Pursuant to A.M. No. 99-10-05-0, as amended by the Resolutions of January 30, 2001 and August 7, 2001, the then Court Administrator (now Associate Justice of this Court) Presbitero J. Velasco, Jr., issued Circular No. 7-2002 dated January 22, 2002 which became effective on April 22, 2002. Section 5(a) of the said circular states:

Sec. 5. Conduct of the extra-judicial foreclosure sale

a. The bidding shall be made through sealed bids which must be submitted to the Sheriff who shall conduct the sale between the hours of 9 a.m. and 4 p.m. of the date of the auction (Act 3135, Sec. 4). The property mortgaged shall be awarded to the party submitting the highest bid and in case of a tie, an open bidding shall be conducted between the highest bidders. Payment of the winning bid shall be made either in cash or in manager’s check, in Philippine currency, within five (5) days from notice.

The use of the word “bids” (in plural form) does not make it a mandatory requirement to have more than one bidder for an auction sale to be valid. A.M. No. 99-10-05-0, as amended, no longer prescribes the requirement of at least two bidders for a valid auction sale. We further held that “Except for errors or omissions in the notice of sale which are calculated to deter or mislead bidders, to depreciate the value of the property, or to prevent it from bringing a fair price, simple mistakes or omissions are not considered fatal to the validity of the notice and the sale made pursuant thereto”.

In view of the foregoing, the extra-judicial foreclosure sale conducted in this case is regular and valid. Consequently, the subsequent issuance of the writ of possession is likewise regular and valid.

Hence, it is no longer necessary for this Court to rule on the other issues presented by the petitioners, which are also grounded on the supposed irregularity in the auction.

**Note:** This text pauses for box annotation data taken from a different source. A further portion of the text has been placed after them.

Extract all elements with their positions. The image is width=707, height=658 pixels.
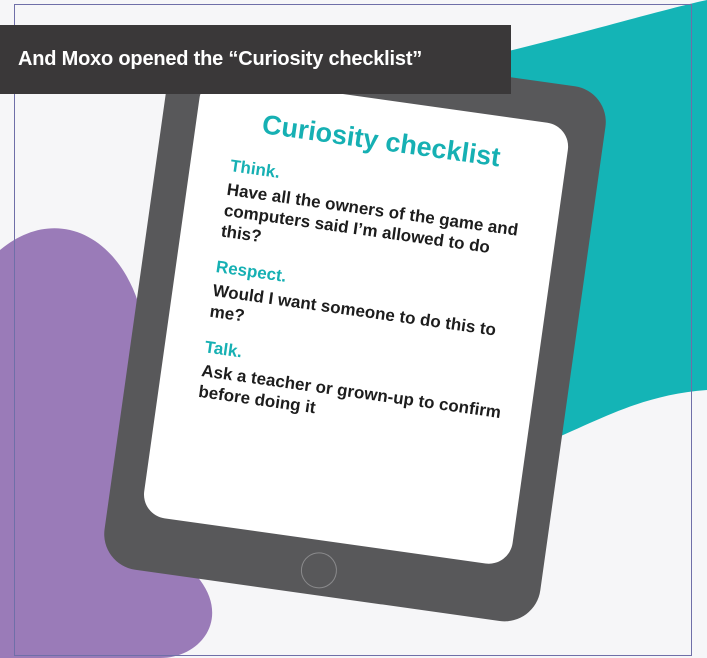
tablet-screen: Curiosity checklist Think. Have all the … — [140, 74, 572, 567]
caption-banner: And Moxo opened the “Curiosity checklist… — [0, 25, 511, 94]
illustration-panel: Curiosity checklist Think. Have all the … — [0, 0, 707, 658]
tablet-home-button — [298, 550, 340, 591]
tablet: Curiosity checklist Think. Have all the … — [99, 30, 611, 626]
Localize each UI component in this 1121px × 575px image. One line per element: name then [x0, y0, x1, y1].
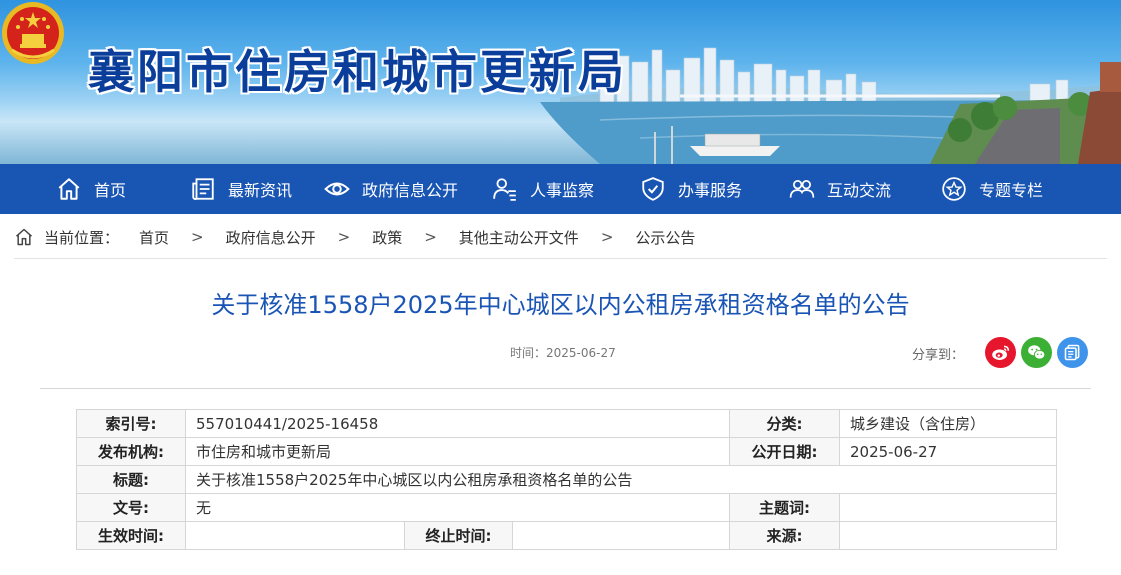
weibo-icon [992, 345, 1010, 360]
breadcrumb: 当前位置： 首页 > 政府信息公开 > 政策 > 其他主动公开文件 > 公示公告 [14, 224, 695, 250]
end-date-value [512, 521, 730, 550]
category-value: 城乡建设（含住房） [839, 409, 1057, 438]
qzone-icon [1064, 344, 1080, 361]
national-emblem-icon [2, 2, 64, 64]
publisher-value: 市住房和城市更新局 [185, 437, 730, 466]
nav-item-label: 人事监察 [530, 181, 595, 200]
site-title: 襄阳市住房和城市更新局 [88, 45, 627, 99]
news-icon [192, 178, 214, 200]
nav-item-home[interactable]: 首页 [56, 164, 126, 214]
nav-item-personnel[interactable]: 人事监察 [492, 164, 594, 214]
person-list-icon [493, 178, 516, 201]
site-banner: 襄阳市住房和城市更新局 [0, 0, 1121, 164]
index-number-label: 索引号: [76, 409, 186, 438]
document-info-table: 索引号: 557010441/2025-16458 分类: 城乡建设（含住房） … [76, 409, 1057, 550]
nav-item-gov-info[interactable]: 政府信息公开 [324, 164, 458, 214]
source-value [839, 521, 1057, 550]
breadcrumb-link-gov-info[interactable]: 政府信息公开 [226, 227, 316, 248]
shield-check-icon [642, 177, 664, 201]
eye-icon [324, 182, 350, 196]
nav-item-label: 专题专栏 [979, 181, 1044, 200]
category-label: 分类: [729, 409, 840, 438]
publisher-label: 发布机构: [76, 437, 186, 466]
share-wechat-button[interactable] [1021, 337, 1052, 368]
title-label: 标题: [76, 465, 186, 494]
keywords-label: 主题词: [729, 493, 840, 522]
breadcrumb-separator: > [600, 228, 614, 246]
home-icon [16, 228, 32, 246]
nav-item-label: 办事服务 [678, 181, 743, 200]
publish-date-value: 2025-06-27 [839, 437, 1057, 466]
breadcrumb-separator: > [337, 228, 351, 246]
title-value: 关于核准1558户2025年中心城区以内公租房承租资格名单的公告 [185, 465, 1057, 494]
share-label: 分享到： [912, 348, 965, 363]
breadcrumb-separator: > [424, 228, 437, 246]
nav-item-interaction[interactable]: 互动交流 [789, 164, 891, 214]
breadcrumb-link-policy[interactable]: 政策 [372, 227, 402, 248]
nav-item-news[interactable]: 最新资讯 [190, 164, 292, 214]
header-divider [40, 388, 1091, 389]
nav-item-label: 政府信息公开 [362, 181, 459, 200]
publish-time: 时间：2025-06-27 [510, 346, 616, 360]
article-title: 关于核准1558户2025年中心城区以内公租房承租资格名单的公告 [211, 291, 910, 319]
people-chat-icon [789, 180, 815, 198]
home-icon [58, 178, 80, 200]
table-row: 索引号: 557010441/2025-16458 分类: 城乡建设（含住房） [76, 409, 1057, 438]
source-label: 来源: [729, 521, 840, 550]
index-number-value: 557010441/2025-16458 [185, 409, 730, 438]
nav-item-label: 互动交流 [827, 181, 892, 200]
breadcrumb-divider [14, 258, 1107, 259]
breadcrumb-separator: > [191, 228, 204, 246]
nav-item-label: 首页 [94, 181, 127, 200]
effective-date-label: 生效时间: [76, 521, 186, 550]
main-nav: 首页 最新资讯 政府信息公开 人事监察 办事服务 互动交流 专题专栏 [0, 164, 1121, 214]
breadcrumb-label: 当前位置： [44, 228, 120, 247]
share-qzone-button[interactable] [1057, 337, 1088, 368]
nav-item-services[interactable]: 办事服务 [640, 164, 742, 214]
star-circle-icon [942, 177, 966, 201]
table-row: 标题: 关于核准1558户2025年中心城区以内公租房承租资格名单的公告 [76, 465, 1057, 494]
breadcrumb-link-home[interactable]: 首页 [139, 227, 169, 248]
share-weibo-button[interactable] [985, 337, 1016, 368]
nav-item-topics[interactable]: 专题专栏 [941, 164, 1043, 214]
table-row: 生效时间: 终止时间: 来源: [76, 521, 1057, 550]
table-row: 发布机构: 市住房和城市更新局 公开日期: 2025-06-27 [76, 437, 1057, 466]
breadcrumb-link-other-files[interactable]: 其他主动公开文件 [459, 227, 579, 248]
table-row: 文号: 无 主题词: [76, 493, 1057, 522]
breadcrumb-link-notices[interactable]: 公示公告 [635, 227, 695, 248]
document-number-label: 文号: [76, 493, 186, 522]
keywords-value [839, 493, 1057, 522]
effective-date-value [185, 521, 405, 550]
wechat-icon [1028, 345, 1046, 360]
document-number-value: 无 [185, 493, 730, 522]
publish-date-label: 公开日期: [729, 437, 840, 466]
nav-item-label: 最新资讯 [228, 181, 293, 200]
end-date-label: 终止时间: [404, 521, 513, 550]
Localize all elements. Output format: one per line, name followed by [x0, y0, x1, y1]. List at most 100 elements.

WHEREFORE, the instant petition is DENIED. The assailed Decision of the Court of Appeals dated May 8, 2009 and its Resolution dated October 20, 2009 are hereby AFFIRMED.

SO ORDERED.

MARIANO C. DEL CASTILLO
Associate Justice

WE CONCUR:

ANTONIO T. CARPIO
Associate Justice
Chairperson

ARTURO D. BRION
Associate Justice
ROBERTO A. ABAD
Associate Justice

JOSE P. PEREZ
Associate Justice

A T T E S T A T I O N

I attest that the conclusions in the above Decision had been reached in consultation before the case was assigned to the writer of the opinion of the Courts Division.

ANTONIO T. CARPIO
Associate Justice
Chairperson, Second Division

C E R T I F I C A T I O N

Pursuant to Section 13, Article VIII of the Constitution, and the Division Chairpersons attestation, it is hereby certified that the conclusions in the above Decision had been reached in consultation before the case was assigned to the writer of the opinion of the Courts Division.